Based on your screenshots the json file is utf-8 encoded instead of windows-1252. Try changing the encoding in the data mapper from windows-1252 to utf-8.

Hi Sander,

if i change the encoding to utf-8 in the datamapper then it changes some of the charecters to ?Diamonds.
image
Im fairly sure my input into datamapper is single byte.

I think its going from single byte into datamapper to utf-8 to with JSON return, then javascript reading data is expecting single byte data.

Okay, thanks. Not sure what the exact cause could be then, I hope others can help.

Just to clarify, I assumed your input was utf-8 because I wrote some test code that reads an utf-8 encoded file as windows-1252 and it produces the same result as in your screenshots (same output for the same input). An encoding mismatch can only occur when bytes are interpreted as a string.

Hi JChamel,
debug215F5708.json.txt (538 Bytes)

I’ve attached a small sample with some of the items which are causing the error.

Cheers,
Wayne

I can tell for a fact that the JSON data you attached is encoded using UTF-8. It means that non-ASCII characters are encoded using between 2 and 4 bytes, usually 2 for Spanish (which it appears to be).

Sadly, all the rest is subject to interpretation. There are a lot of implicit or missing information in your question, all of which are important to understand the context of the problem because, for encoding issues, every single detail counts.

For example, it is not clear where and how the data is being processed. It appears that you have selected to use a Text File format. Are you trying to process the attached JSON with the Data Mapper? If so, why not the native JSON support? If using a text file, selecting windows-1252 means that the byte stream will be interpreted incorrectly; UTF-8 must be selected as the encoding for the JSON data.

But the JSON data actually appears to be the result of a data mapping operation. I am not sure where the third screenshot is coming from, but the JSON is being loaded in Workflow as per the second one. So I am guessing that the JSON data comes from the Data Mapping operation, possibly using the JSON option of the Output Type from the Execute Data Mapping task.

Here is what my psychic debugging powers tell me…

  1. A text file encoded using windows-1252 is processed by the Data Mapper. This part works correctly.
  2. The data is retrieved from Connect Server in JSON format as the output from the Execute Data Mapping task. At this point, the job file in Workflow is the attached JSON data file.
  3. In a subsequent Run Script task, the JSON file from step 2 is loaded into the script using the method in your screenshot, which is to call JSON.parse() on the content of the job file retrieved via the %c variable.
  4. Within the same Run Script task as step 3, the property fields.Field1 is accessed. This is where the “error with the encoding conversion” occurs, as, for example, Línea is retrieved as Línea.

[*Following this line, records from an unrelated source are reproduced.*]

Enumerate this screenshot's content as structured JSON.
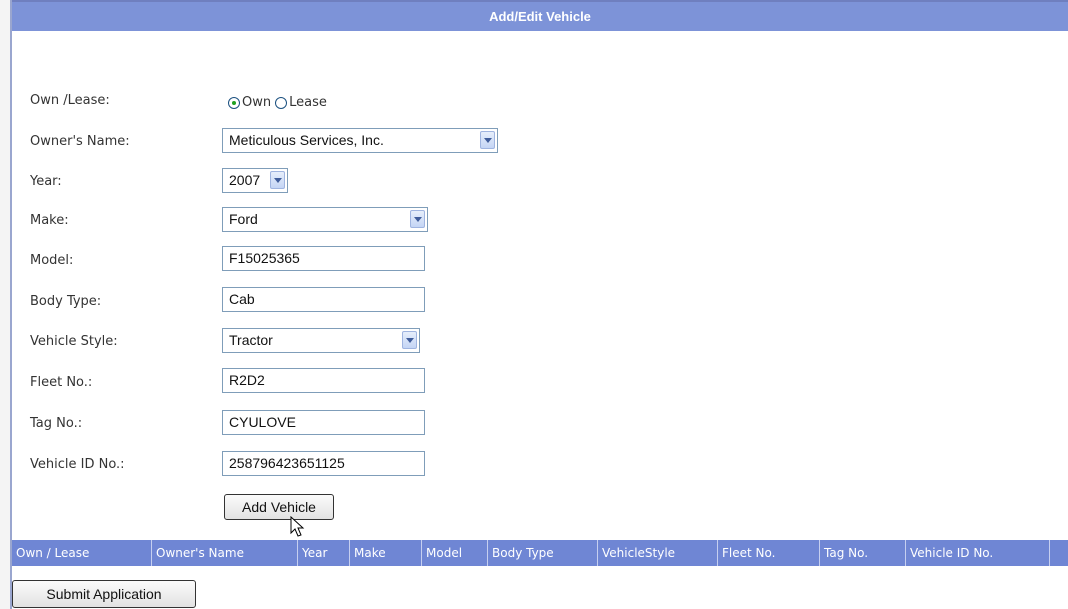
{
  "header": {
    "title": "Add/Edit Vehicle"
  },
  "form": {
    "own_lease": {
      "label": "Own /Lease:",
      "options": [
        "Own",
        "Lease"
      ],
      "selected": "Own"
    },
    "owner_name": {
      "label": "Owner's Name:",
      "value": "Meticulous Services, Inc."
    },
    "year": {
      "label": "Year:",
      "value": "2007"
    },
    "make": {
      "label": "Make:",
      "value": "Ford"
    },
    "model": {
      "label": "Model:",
      "value": "F15025365"
    },
    "body_type": {
      "label": "Body Type:",
      "value": "Cab"
    },
    "vehicle_style": {
      "label": "Vehicle Style:",
      "value": "Tractor"
    },
    "fleet_no": {
      "label": "Fleet No.:",
      "value": "R2D2"
    },
    "tag_no": {
      "label": "Tag No.:",
      "value": "CYULOVE"
    },
    "vehicle_id": {
      "label": "Vehicle ID No.:",
      "value": "258796423651125"
    }
  },
  "buttons": {
    "add_vehicle": "Add Vehicle",
    "submit_application": "Submit Application"
  },
  "grid": {
    "columns": [
      "Own / Lease",
      "Owner's Name",
      "Year",
      "Make",
      "Model",
      "Body Type",
      "VehicleStyle",
      "Fleet No.",
      "Tag No.",
      "Vehicle ID No."
    ]
  },
  "colors": {
    "header_bg": "#7d93d8",
    "grid_header_bg": "#6f86d4",
    "radio_selected": "#21a121"
  },
  "icons": {
    "select_arrow": "chevron-down-icon",
    "cursor": "mouse-pointer-icon"
  }
}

If this is correct, everything is running as intended. The problem is that loading the JSON file through %c tells the script runtime to treat every byte in the string as a character. In other words, multi-byte character are not decoded but kept as-is.

The appropriate way to load a JSON fiel from disk is to treat it as a file encoded in UTF-8, which it is. This can be done using this code.

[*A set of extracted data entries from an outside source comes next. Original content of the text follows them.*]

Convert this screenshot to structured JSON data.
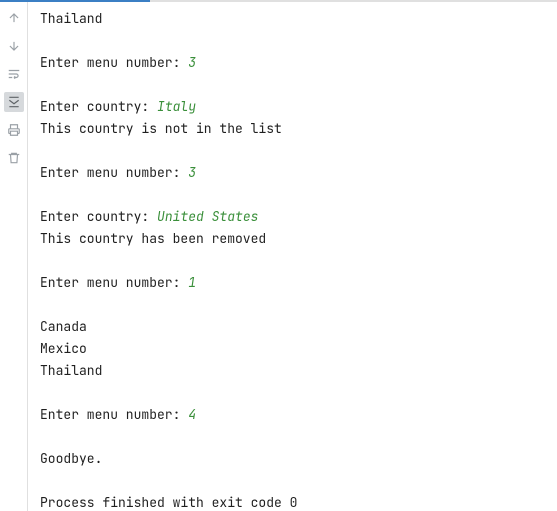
{
  "toolbar": {
    "icons": [
      {
        "name": "arrow-up-icon"
      },
      {
        "name": "arrow-down-icon"
      },
      {
        "name": "wrap-icon"
      },
      {
        "name": "scroll-to-end-icon"
      },
      {
        "name": "print-icon"
      },
      {
        "name": "trash-icon"
      }
    ]
  },
  "console": {
    "lines": [
      {
        "text": "Thailand"
      },
      {
        "text": ""
      },
      {
        "prompt": "Enter menu number: ",
        "input": "3"
      },
      {
        "text": ""
      },
      {
        "prompt": "Enter country: ",
        "input": "Italy"
      },
      {
        "text": "This country is not in the list"
      },
      {
        "text": ""
      },
      {
        "prompt": "Enter menu number: ",
        "input": "3"
      },
      {
        "text": ""
      },
      {
        "prompt": "Enter country: ",
        "input": "United States"
      },
      {
        "text": "This country has been removed"
      },
      {
        "text": ""
      },
      {
        "prompt": "Enter menu number: ",
        "input": "1"
      },
      {
        "text": ""
      },
      {
        "text": "Canada"
      },
      {
        "text": "Mexico"
      },
      {
        "text": "Thailand"
      },
      {
        "text": ""
      },
      {
        "prompt": "Enter menu number: ",
        "input": "4"
      },
      {
        "text": ""
      },
      {
        "text": "Goodbye."
      },
      {
        "text": ""
      },
      {
        "text": "Process finished with exit code 0",
        "exit": true
      }
    ]
  }
}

function readFromFileUtf8(filename) {
  var stream = new ActiveXObject("ADODB.Stream");
  try {
    stream.Type = 2;
    stream.CharSet = "utf-8";
    stream.Open();
    stream.loadFromFile(filename);
    var s = stream.ReadText();
   } finally {
     stream.Close();
   }
   return s;
}

var jsonText = readFromFileUtf8(Watch.ExpandString("%F"));
var jsonObject = JSON.parse(jsonText);
Watch.Log(jsonObject[0].fields.Field1, 3);

Using the attached data file, this will yield the following result in the Messages area.

[0002] | Línea | Artículo |Unidad | Cantidad |Precio unitario |Importe sin IVA| Divisa |

Alternatively, you may use the Translator plugin in Workflow to convert your JSON data to a code page, which can then be used directly in Workflow, including the Data Selector. Note that this will work only if the data in the JSON file fits within the selected code page, otherwise data loss will occur.

3 Likes

Fortiny, your psychic abilities are amazing, apologies i didn’t explain this very well, think I’ve had my head in it that long I got lost in it.

what you put in there has absolutely solved my problem, thank you so much.